From the onset of the COVID-19 pandemic, glucocorticoids were a mainstay of treatment at SLUHN for inpatients of all severity levels. The use of glucocorticoid for outpatients was at the discretion of providers. Blanket use of glucocorticoids for SLUHN patients diagnosed with COVID-19 prevented further examination of potential associations between such treatment and PCPF.

PCPF is a serious complication that increases probability of lung damage, mechanical ventilation, and death. ¹ When comparing our identified risk factors with other published studies, we have discovered contrasting results. A prior meta-analysis on PCPF established a protective nature for diabetes and hypertension. ² Given that millions of people have already contracted COVID-19 and thousands more continue to contract it daily, physicians must be aware of PCPF and the impacts it can have on their patients. Given the high prevalence of hypothyroidism, it is important that endocrinologists recognize this as a potential factor that could place their patients at a higher risk for PCPF.

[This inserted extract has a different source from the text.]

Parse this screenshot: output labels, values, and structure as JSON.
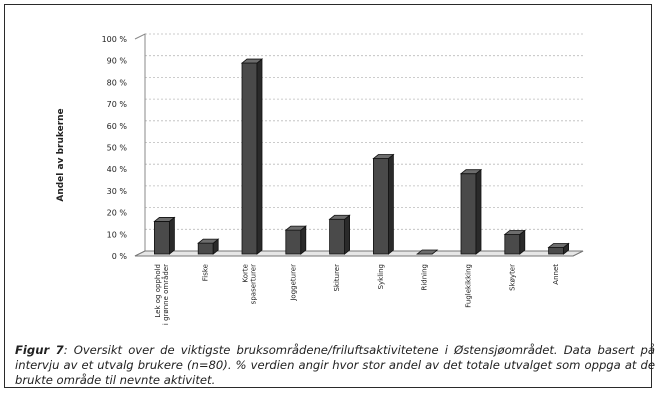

Thyroid hormone's role in metabolic and developmental processes is well established, and it is now well known that thyroid hormone plays a major role in gene expression. ⁵ One gene of particular interest is the transcription factor purine-rich box1 (PU.1), which plays a major role in regulating fibroblast profibrotic gene expression programs. ⁶ Prior investigation shows that PU.1 expression is normally silent in fibroblasts, and loss of epigenetic control where PU.1 is thereby induced results in a profibrotic phenotypic shift for affected fibroblasts. ⁷

Abnormal overexpression of IL-9 as a result of PU.1 binding to Th9 cells was associated with lung fibrosis in mice studies. ⁶ In analysis of bronchoalveolar lavage fluid of humans, variation in the levels of IL-9/IL-9R between different types of interstitial lung disease suggests differential pathogenesis. ⁸ The exact relationship between PU.1 and thyroid hormone in lung fibrosis is unclear; however, the two have been connected through several other components, such as miR-29c, in the development of hepatic fibrosis. ⁹ It may be a similar case that PU.1 and thyroid hormone are linked through a multitude of shared interactions that could predispose patients to developing PCPF.

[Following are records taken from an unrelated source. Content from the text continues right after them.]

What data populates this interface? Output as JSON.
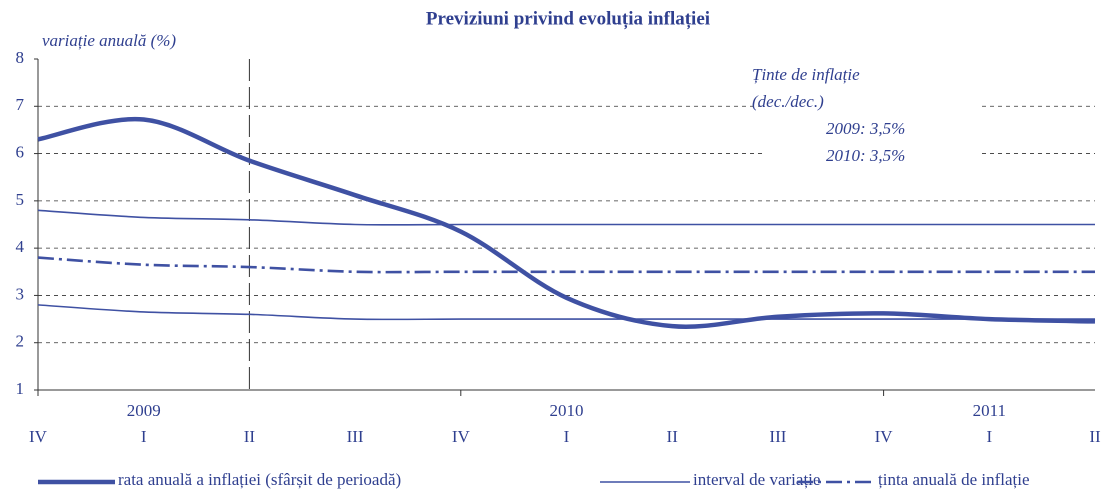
{
  "chart_data": {
    "type": "line",
    "title": "Previziuni privind evoluția inflației",
    "ylabel": "variație anuală (%)",
    "categories": [
      "IV",
      "I",
      "II",
      "III",
      "IV",
      "I",
      "II",
      "III",
      "IV",
      "I",
      "II"
    ],
    "years": [
      null,
      "2009",
      null,
      null,
      null,
      "2010",
      null,
      null,
      null,
      "2011",
      null
    ],
    "ylim": [
      1,
      8
    ],
    "yticks": [
      1,
      2,
      3,
      4,
      5,
      6,
      7,
      8
    ],
    "grid": true,
    "annotations": [
      "Ținte de inflație",
      "(dec./dec.)",
      "2009: 3,5%",
      "2010: 3,5%"
    ],
    "series": [
      {
        "name": "rata anuală a inflației (sfârșit de perioadă)",
        "color": "#3f51a3",
        "style": "thick",
        "values": [
          6.3,
          6.72,
          5.85,
          5.12,
          4.35,
          2.95,
          2.35,
          2.55,
          2.62,
          2.5,
          2.45
        ]
      },
      {
        "name": "interval de variație",
        "color": "#3f51a3",
        "style": "thin",
        "values": [
          4.8,
          4.65,
          4.6,
          4.5,
          4.5,
          4.5,
          4.5,
          4.5,
          4.5,
          4.5,
          4.5
        ],
        "values_lower": [
          2.8,
          2.65,
          2.6,
          2.5,
          2.5,
          2.5,
          2.5,
          2.5,
          2.5,
          2.5,
          2.5
        ]
      },
      {
        "name": "ținta anuală de inflație",
        "color": "#3f51a3",
        "style": "dashdot",
        "values": [
          3.8,
          3.65,
          3.6,
          3.5,
          3.5,
          3.5,
          3.5,
          3.5,
          3.5,
          3.5,
          3.5
        ]
      }
    ]
  }
}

Elsewhere in the literature, it has been suggested that inadequate thyroid hormone may decrease the size and number of Type II pneumocytes and decrease the ability of the lung to reabsorb fluid, which ultimately inhibits recovery from acute respiratory distress syndrome. ¹⁰ Lastly, the interstitial deposition of hydrophilic mucopolysaccharides seen in hypothyroidism also promotes a profibrotic state, in the context of myxedema. ³ Although interaction between thyroid hormone and PU.1 serves as a possible explanation for PCPF development, the mechanisms by which hypothyroidism increases the risk for PCPF are currently speculative and deserve further research. It may be beneficial to explore the strength of association between these biological factors to better inform targeted therapeutic interventions.

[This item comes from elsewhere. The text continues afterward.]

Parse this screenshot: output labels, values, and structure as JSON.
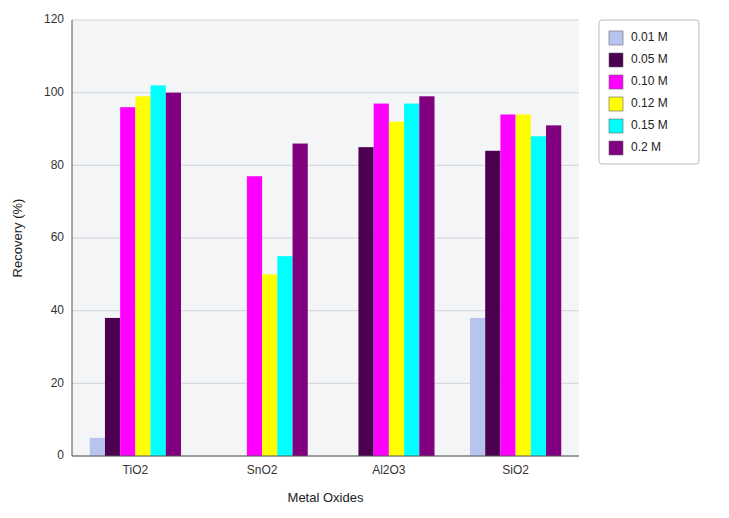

Limitations of the study should be acknowledged. Available laboratory values of pre-COVID-19 and post-COVID-19 thyroid hormones (thyrotropin, thyroxine, and triiodothyronine) were collected for patients diagnosed with hypothyroidism in both groups, however, the missing data rate was significant (43–95%), impacting our ability to characterize this relationship. Although the diagnosis of hypothyroidism was found to be significantly associated with PCPF, this relationship was not confirmed using limited available laboratory values.

As suggested by our analysis, hypothyroidism is associated with an increased risk of PCPF anywhere from 1.23 to 3.34 times more than patients without hypothyroidism. The relationship between other notable factors, such as asthma, and PCPF have been explored in the literature and reassessed here. More research is needed to confirm these findings.